Kita harus memahami proses penderitaan. Semua pemicu kerja pikiran berawal dari panca indra. Saat kita melihat sesuatu, kita menggunakan mata. Misalnya, kita melihat seorang wanita cantik. Pikiran akan berkata: ‘Wanita itu cantik.’ Jika sampai disitu dan tidak berlanjut, tidak masalah. Penyakitnya adalah pertanyaan berikutnya akan muncul: Apakah dia masih sendiri. Dimana rumahnya. Berapa nomor teleponnya, dan lain sebagainya. Kumpulan pikiran atau thought inilah yang disebut gugusan pikiran atau mind.
Buku Meditasi dan Yoga Terbaik
Kumpulan pikiran ini dilanjutkan dengan tindakan atau aksi. Maka terjadilah pengalaman kehidupan dengan seribu cerita. Akhirnya, ia menderita akibat indra penglihatan. Dan hal ini sangat mungkin terjadi pada kita semua.
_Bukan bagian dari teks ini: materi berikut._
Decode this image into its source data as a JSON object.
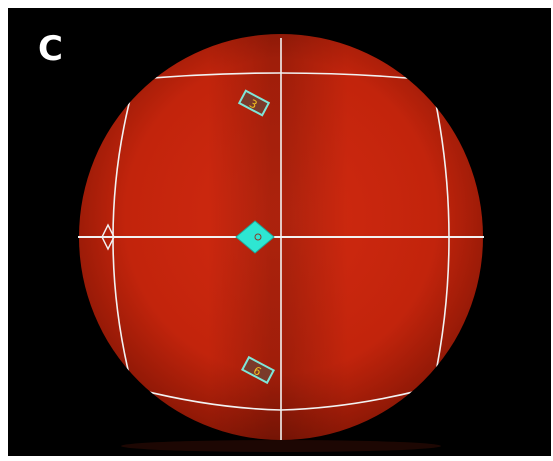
{
  "panel": {
    "label": "C"
  },
  "scene": {
    "sphere_color": "#c8260e",
    "background_color": "#000000",
    "line_color": "#f2f2f2",
    "marker_color": "#2ee6d2",
    "tag_label_color": "#f0c020",
    "markers": {
      "top_tag_label": "3",
      "bottom_tag_label": "6"
    }
  }
}
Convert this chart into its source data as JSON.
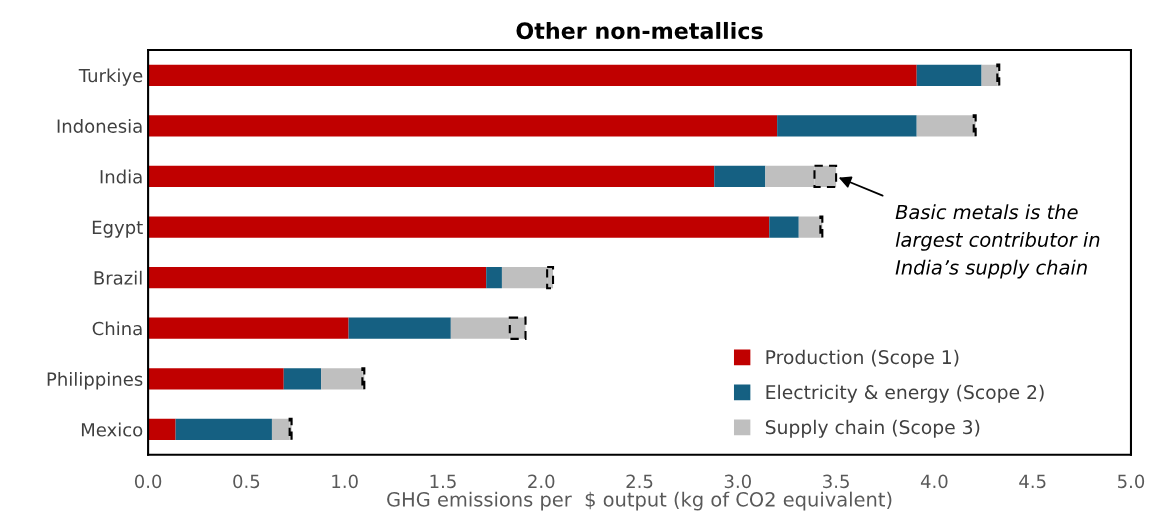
{
  "chart_data": {
    "type": "bar",
    "orientation": "horizontal",
    "stacked": true,
    "title": "Other non-metallics",
    "xlabel": "GHG emissions per  $ output (kg of CO2 equivalent)",
    "categories": [
      "Turkiye",
      "Indonesia",
      "India",
      "Egypt",
      "Brazil",
      "China",
      "Philippines",
      "Mexico"
    ],
    "series": [
      {
        "name": "Production (Scope 1)",
        "color": "#c00000",
        "values": [
          3.91,
          3.2,
          2.88,
          3.16,
          1.72,
          1.02,
          0.69,
          0.14
        ]
      },
      {
        "name": "Electricity & energy (Scope 2)",
        "color": "#156082",
        "values": [
          0.33,
          0.71,
          0.26,
          0.15,
          0.08,
          0.52,
          0.19,
          0.49
        ]
      },
      {
        "name": "Supply chain (Scope 3)",
        "color": "#bfbfbf",
        "values": [
          0.08,
          0.29,
          0.25,
          0.11,
          0.23,
          0.3,
          0.21,
          0.09
        ]
      },
      {
        "color": "#bfbfbf",
        "line_style": "dashed",
        "values": [
          0.01,
          0.01,
          0.11,
          0.01,
          0.03,
          0.08,
          0.01,
          0.01
        ]
      }
    ],
    "xlim": [
      0,
      5
    ],
    "xticks": [
      {
        "value": 0,
        "label": "0.0"
      },
      0.5,
      {
        "value": 1,
        "label": "1.0"
      },
      1.5,
      {
        "value": 2,
        "label": "2.0"
      },
      2.5,
      {
        "value": 3,
        "label": "3.0"
      },
      3.5,
      {
        "value": 4,
        "label": "4.0"
      },
      4.5,
      {
        "value": 5,
        "label": "5.0"
      }
    ],
    "annotations": [
      {
        "text": "Basic metals is the\nlargest contributor in\nIndia’s supply chain",
        "x": 3.5,
        "y": "India"
      }
    ],
    "legend": "bottom right",
    "grid": false
  }
}
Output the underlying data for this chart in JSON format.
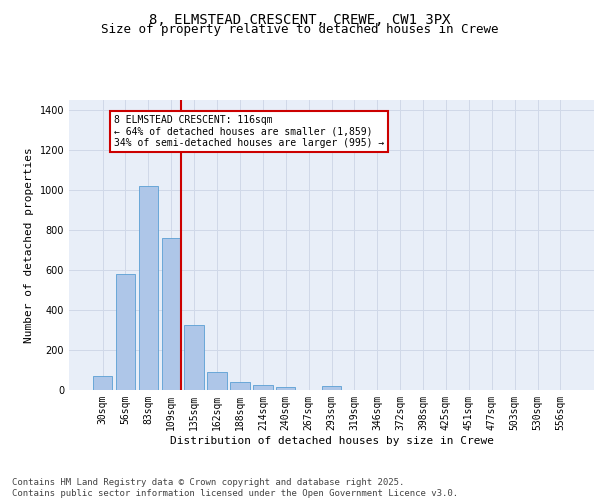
{
  "title_line1": "8, ELMSTEAD CRESCENT, CREWE, CW1 3PX",
  "title_line2": "Size of property relative to detached houses in Crewe",
  "xlabel": "Distribution of detached houses by size in Crewe",
  "ylabel": "Number of detached properties",
  "categories": [
    "30sqm",
    "56sqm",
    "83sqm",
    "109sqm",
    "135sqm",
    "162sqm",
    "188sqm",
    "214sqm",
    "240sqm",
    "267sqm",
    "293sqm",
    "319sqm",
    "346sqm",
    "372sqm",
    "398sqm",
    "425sqm",
    "451sqm",
    "477sqm",
    "503sqm",
    "530sqm",
    "556sqm"
  ],
  "values": [
    70,
    580,
    1020,
    760,
    325,
    90,
    38,
    25,
    15,
    0,
    18,
    0,
    0,
    0,
    0,
    0,
    0,
    0,
    0,
    0,
    0
  ],
  "bar_color": "#aec6e8",
  "bar_edge_color": "#5a9fd4",
  "vline_color": "#cc0000",
  "annotation_text": "8 ELMSTEAD CRESCENT: 116sqm\n← 64% of detached houses are smaller (1,859)\n34% of semi-detached houses are larger (995) →",
  "annotation_box_color": "#cc0000",
  "annotation_bg": "#ffffff",
  "ylim": [
    0,
    1450
  ],
  "yticks": [
    0,
    200,
    400,
    600,
    800,
    1000,
    1200,
    1400
  ],
  "grid_color": "#d0d8e8",
  "bg_color": "#e8eef8",
  "footer": "Contains HM Land Registry data © Crown copyright and database right 2025.\nContains public sector information licensed under the Open Government Licence v3.0.",
  "title_fontsize": 10,
  "subtitle_fontsize": 9,
  "axis_fontsize": 8,
  "tick_fontsize": 7,
  "footer_fontsize": 6.5,
  "annotation_fontsize": 7
}
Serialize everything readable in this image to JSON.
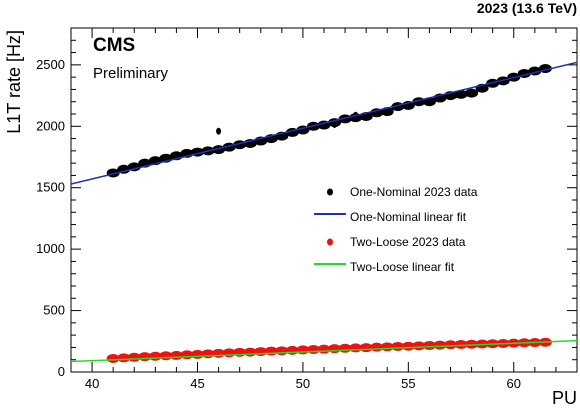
{
  "header": {
    "experiment": "CMS",
    "status": "Preliminary",
    "energy_label": "2023 (13.6 TeV)"
  },
  "chart_data": {
    "type": "scatter",
    "xlabel": "PU",
    "ylabel": "L1T rate [Hz]",
    "xlim": [
      39,
      63
    ],
    "ylim": [
      0,
      2800
    ],
    "x_ticks": [
      40,
      45,
      50,
      55,
      60
    ],
    "y_ticks": [
      0,
      500,
      1000,
      1500,
      2000,
      2500
    ],
    "grid": false,
    "legend_position": "right",
    "series": [
      {
        "name": "One-Nominal 2023 data",
        "kind": "points",
        "color": "#000000",
        "x": [
          41.0,
          41.5,
          42.0,
          42.5,
          43.0,
          43.5,
          44.0,
          44.5,
          45.0,
          45.5,
          46.0,
          46.5,
          47.0,
          47.5,
          48.0,
          48.5,
          49.0,
          49.5,
          50.0,
          50.5,
          51.0,
          51.5,
          52.0,
          52.5,
          53.0,
          53.5,
          54.0,
          54.5,
          55.0,
          55.5,
          56.0,
          56.5,
          57.0,
          57.5,
          58.0,
          58.5,
          59.0,
          59.5,
          60.0,
          60.5,
          61.0,
          61.5
        ],
        "y": [
          1620,
          1650,
          1670,
          1700,
          1720,
          1740,
          1760,
          1780,
          1790,
          1800,
          1810,
          1830,
          1850,
          1860,
          1880,
          1900,
          1920,
          1950,
          1970,
          2000,
          2010,
          2030,
          2060,
          2070,
          2080,
          2110,
          2120,
          2160,
          2170,
          2200,
          2200,
          2230,
          2250,
          2260,
          2270,
          2310,
          2350,
          2370,
          2400,
          2430,
          2450,
          2470
        ]
      },
      {
        "name": "One-Nominal linear fit",
        "kind": "line",
        "color": "#1f2fb8",
        "x": [
          39,
          63
        ],
        "y": [
          1530,
          2520
        ]
      },
      {
        "name": "Two-Loose 2023 data",
        "kind": "points",
        "color": "#ee1111",
        "x": [
          41.0,
          41.5,
          42.0,
          42.5,
          43.0,
          43.5,
          44.0,
          44.5,
          45.0,
          45.5,
          46.0,
          46.5,
          47.0,
          47.5,
          48.0,
          48.5,
          49.0,
          49.5,
          50.0,
          50.5,
          51.0,
          51.5,
          52.0,
          52.5,
          53.0,
          53.5,
          54.0,
          54.5,
          55.0,
          55.5,
          56.0,
          56.5,
          57.0,
          57.5,
          58.0,
          58.5,
          59.0,
          59.5,
          60.0,
          60.5,
          61.0,
          61.5
        ],
        "y": [
          110,
          115,
          120,
          125,
          128,
          132,
          135,
          140,
          143,
          148,
          152,
          156,
          160,
          162,
          166,
          170,
          172,
          176,
          180,
          183,
          186,
          190,
          193,
          196,
          198,
          202,
          205,
          208,
          210,
          213,
          216,
          219,
          222,
          224,
          226,
          228,
          230,
          232,
          235,
          238,
          240,
          242
        ]
      },
      {
        "name": "Two-Loose linear fit",
        "kind": "line",
        "color": "#22dd22",
        "x": [
          39,
          63
        ],
        "y": [
          85,
          255
        ]
      }
    ],
    "outliers": {
      "x": [
        46.0,
        51.5,
        52.5,
        57.3
      ],
      "y": [
        1960,
        2015,
        2090,
        2260
      ]
    }
  }
}
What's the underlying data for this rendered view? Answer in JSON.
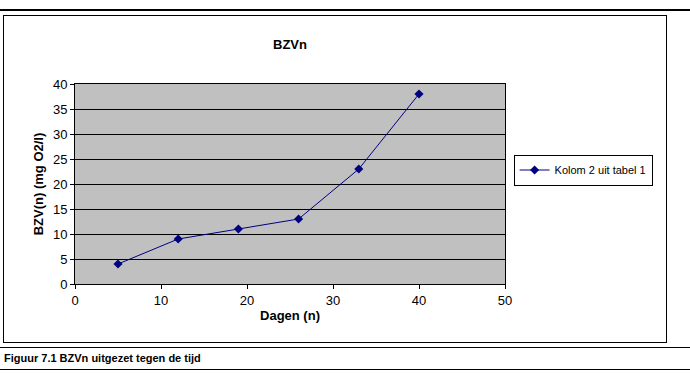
{
  "chart_data": {
    "type": "line",
    "title": "BZVn",
    "x_label": "Dagen (n)",
    "y_label": "BZV(n) (mg O2/l)",
    "x": [
      5,
      12,
      19,
      26,
      33,
      40
    ],
    "series": [
      {
        "name": "Kolom 2 uit tabel 1",
        "color": "#000080",
        "values": [
          4,
          9,
          11,
          13,
          23,
          38
        ],
        "marker": "diamond"
      }
    ],
    "xlim": [
      0,
      50
    ],
    "xticks": [
      0,
      10,
      20,
      30,
      40,
      50
    ],
    "ylim": [
      0,
      40
    ],
    "yticks": [
      0,
      5,
      10,
      15,
      20,
      25,
      30,
      35,
      40
    ],
    "grid": true,
    "legend": "right",
    "caption": "Figuur 7.1 BZVn uitgezet tegen de tijd"
  }
}
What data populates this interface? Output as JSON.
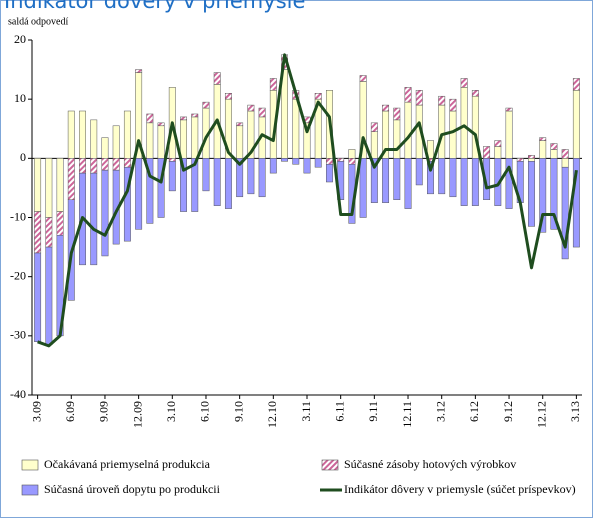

Si roh yang sadar bahwa akibat indra penglihatan, ia mengalami penderitaan karena pada akhirnya lupa tujuan, kemudian ia memilih untuk tidak menggunakan indra penglihatan saat kelahiran berikutnya.
Saat tubuh dan otak telah tidak beraktivitas lagi alias mati, gugusan pikiran sebagai memori, perasaan serta emosi yang menjadi satu atau roh atau tubuh halus dengan identitas sama, hanya bisa sebagai saksi. Ia tidak lagi memiliki kemampuan memilih. Ia bergerak atas tuntunan emosi rekaman masa lalu.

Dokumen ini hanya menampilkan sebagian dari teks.